Yeah, about that invoice... see, our contract doesn't say anything about overtime, so... well, we won't actually pay you for overtime. Now, we really do value the fact that you worked a fourteen-hour day for us during a busy week, but... yeah, see, we can't just go and pay you extra for that. If you'd like to re-negotiate your contract with the people in HR for next time this sort of thing comes up, I'm sure the front desk can give you their number. So anyway... if you can just go ahead and send us a new invoice without the overtime hours, that'd be great.
I realize that the organization is used to working with volunteers for much smaller events, and is probably wondering exactly how they're going to squeeze all of the expenses out of the budget for the event next year. I realize that many of the people I was working with were probably working for an honorarium, and certainly covering their own expenses. I realize that the people who organize the event have to maintain a full-time job "on the side" to afford to give the service they do to the people who attend their events. I'm empathetic--I've organized and participated in "charitable" and not-for-profit events with minimal budgets, it's very tricky. Bless their hearts for the service they provide.

If the issue had been handled in a more... tactful manner, I might have appreciated it enough to negotiate a different rate. If they had asked, I might even have offered to volunteer most of the event, or at the very least to help find/train volunteers I trust.

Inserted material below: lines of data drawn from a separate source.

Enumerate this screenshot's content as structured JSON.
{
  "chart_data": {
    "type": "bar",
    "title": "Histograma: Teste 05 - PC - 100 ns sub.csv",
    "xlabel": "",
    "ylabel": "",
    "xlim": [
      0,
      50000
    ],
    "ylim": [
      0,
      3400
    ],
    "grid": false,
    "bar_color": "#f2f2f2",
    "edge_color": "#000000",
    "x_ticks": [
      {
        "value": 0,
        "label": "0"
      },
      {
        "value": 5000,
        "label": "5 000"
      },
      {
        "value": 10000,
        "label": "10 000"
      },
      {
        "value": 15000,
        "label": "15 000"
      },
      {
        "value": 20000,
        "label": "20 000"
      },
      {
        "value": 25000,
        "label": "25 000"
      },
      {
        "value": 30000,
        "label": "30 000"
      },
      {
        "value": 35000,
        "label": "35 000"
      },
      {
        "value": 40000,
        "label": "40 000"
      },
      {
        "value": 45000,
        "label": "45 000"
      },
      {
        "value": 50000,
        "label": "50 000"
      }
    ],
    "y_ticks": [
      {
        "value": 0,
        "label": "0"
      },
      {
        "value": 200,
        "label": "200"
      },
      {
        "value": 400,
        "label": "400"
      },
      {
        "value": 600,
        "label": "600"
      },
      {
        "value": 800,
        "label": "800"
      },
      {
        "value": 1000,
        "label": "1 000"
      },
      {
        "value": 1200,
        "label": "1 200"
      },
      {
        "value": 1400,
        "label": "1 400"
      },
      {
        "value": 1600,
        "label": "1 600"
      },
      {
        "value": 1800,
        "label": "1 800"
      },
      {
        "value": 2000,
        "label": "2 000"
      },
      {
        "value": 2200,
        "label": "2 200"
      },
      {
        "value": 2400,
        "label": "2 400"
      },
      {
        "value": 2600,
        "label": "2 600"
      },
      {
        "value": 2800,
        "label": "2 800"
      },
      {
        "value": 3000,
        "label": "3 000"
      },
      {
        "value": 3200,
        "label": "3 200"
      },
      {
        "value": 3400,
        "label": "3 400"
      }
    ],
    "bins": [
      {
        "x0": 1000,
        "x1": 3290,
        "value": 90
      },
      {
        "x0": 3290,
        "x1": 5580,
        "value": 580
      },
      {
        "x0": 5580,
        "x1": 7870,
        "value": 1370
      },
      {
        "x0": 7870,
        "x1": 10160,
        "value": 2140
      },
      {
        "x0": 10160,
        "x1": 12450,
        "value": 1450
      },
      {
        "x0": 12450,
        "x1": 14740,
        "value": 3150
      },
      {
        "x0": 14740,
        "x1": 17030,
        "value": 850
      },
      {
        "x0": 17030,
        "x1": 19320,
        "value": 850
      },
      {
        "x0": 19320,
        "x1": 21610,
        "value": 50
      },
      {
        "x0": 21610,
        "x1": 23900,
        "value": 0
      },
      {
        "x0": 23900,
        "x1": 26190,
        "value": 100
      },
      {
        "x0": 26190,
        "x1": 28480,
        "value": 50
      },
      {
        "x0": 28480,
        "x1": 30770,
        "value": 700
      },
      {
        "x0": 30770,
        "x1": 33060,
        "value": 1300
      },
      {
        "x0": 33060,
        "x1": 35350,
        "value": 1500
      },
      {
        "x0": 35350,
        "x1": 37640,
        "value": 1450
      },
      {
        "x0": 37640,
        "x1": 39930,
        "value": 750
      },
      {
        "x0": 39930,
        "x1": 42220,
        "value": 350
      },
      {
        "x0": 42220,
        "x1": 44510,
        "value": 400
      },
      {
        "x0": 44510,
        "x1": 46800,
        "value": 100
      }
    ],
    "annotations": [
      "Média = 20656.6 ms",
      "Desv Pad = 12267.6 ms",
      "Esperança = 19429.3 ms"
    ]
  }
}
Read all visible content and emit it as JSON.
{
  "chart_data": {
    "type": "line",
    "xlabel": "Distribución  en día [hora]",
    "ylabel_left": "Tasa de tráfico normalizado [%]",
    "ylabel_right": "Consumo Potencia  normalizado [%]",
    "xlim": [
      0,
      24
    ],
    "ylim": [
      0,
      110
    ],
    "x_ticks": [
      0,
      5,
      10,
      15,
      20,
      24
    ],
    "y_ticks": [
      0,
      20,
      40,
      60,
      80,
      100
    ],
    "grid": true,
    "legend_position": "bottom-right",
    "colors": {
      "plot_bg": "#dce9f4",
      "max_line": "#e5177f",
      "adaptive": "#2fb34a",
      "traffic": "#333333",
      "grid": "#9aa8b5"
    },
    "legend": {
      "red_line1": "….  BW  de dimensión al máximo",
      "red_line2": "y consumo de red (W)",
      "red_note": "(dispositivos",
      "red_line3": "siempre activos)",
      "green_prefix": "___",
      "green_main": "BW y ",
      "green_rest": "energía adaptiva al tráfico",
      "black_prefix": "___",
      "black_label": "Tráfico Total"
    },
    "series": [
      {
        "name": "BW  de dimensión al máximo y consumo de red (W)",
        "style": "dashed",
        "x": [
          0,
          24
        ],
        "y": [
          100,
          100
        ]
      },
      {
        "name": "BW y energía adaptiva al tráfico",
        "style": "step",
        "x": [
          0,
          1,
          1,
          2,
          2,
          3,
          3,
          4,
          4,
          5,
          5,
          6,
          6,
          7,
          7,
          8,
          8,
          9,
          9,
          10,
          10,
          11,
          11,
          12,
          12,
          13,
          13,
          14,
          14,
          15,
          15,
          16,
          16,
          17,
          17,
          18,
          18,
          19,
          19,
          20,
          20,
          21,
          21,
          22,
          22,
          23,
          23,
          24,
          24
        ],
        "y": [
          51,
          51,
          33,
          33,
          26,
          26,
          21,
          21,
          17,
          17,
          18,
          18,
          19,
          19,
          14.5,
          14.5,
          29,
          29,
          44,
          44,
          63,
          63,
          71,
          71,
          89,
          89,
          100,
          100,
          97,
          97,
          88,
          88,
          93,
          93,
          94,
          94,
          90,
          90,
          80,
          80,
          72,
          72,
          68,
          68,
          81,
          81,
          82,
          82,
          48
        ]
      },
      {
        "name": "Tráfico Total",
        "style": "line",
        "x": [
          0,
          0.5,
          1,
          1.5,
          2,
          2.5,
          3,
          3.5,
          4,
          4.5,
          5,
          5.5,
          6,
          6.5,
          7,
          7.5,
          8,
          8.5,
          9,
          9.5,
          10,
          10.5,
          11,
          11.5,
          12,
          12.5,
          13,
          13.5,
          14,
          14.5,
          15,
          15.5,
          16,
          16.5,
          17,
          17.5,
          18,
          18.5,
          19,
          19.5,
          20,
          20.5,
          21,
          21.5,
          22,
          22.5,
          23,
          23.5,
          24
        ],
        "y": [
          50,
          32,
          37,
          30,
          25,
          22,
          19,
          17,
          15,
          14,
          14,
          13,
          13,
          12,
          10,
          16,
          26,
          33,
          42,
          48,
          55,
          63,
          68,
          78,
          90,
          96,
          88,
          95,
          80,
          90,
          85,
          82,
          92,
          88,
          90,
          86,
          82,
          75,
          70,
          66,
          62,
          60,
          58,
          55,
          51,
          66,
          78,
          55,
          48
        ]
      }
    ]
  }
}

What offends me is that someone who talks about "charity" and "blessing" and "a servant's heart" will turn around and niggle over a reasonable bit of employee (sorry, "contractor") compensation because they have a 50/50 chance legally and reasonable confidence that the employeecontractor will just "roll over."

The worst kind of legalism isn't in the people who demand that we follow rules all of the time, it's in the people who abide by rules whenever it suits them.

1 comment:

Jack said...

I was going to change the song over on the left to something from the new Stereophonics album, but I think I'll leave that one up for a while... it's right.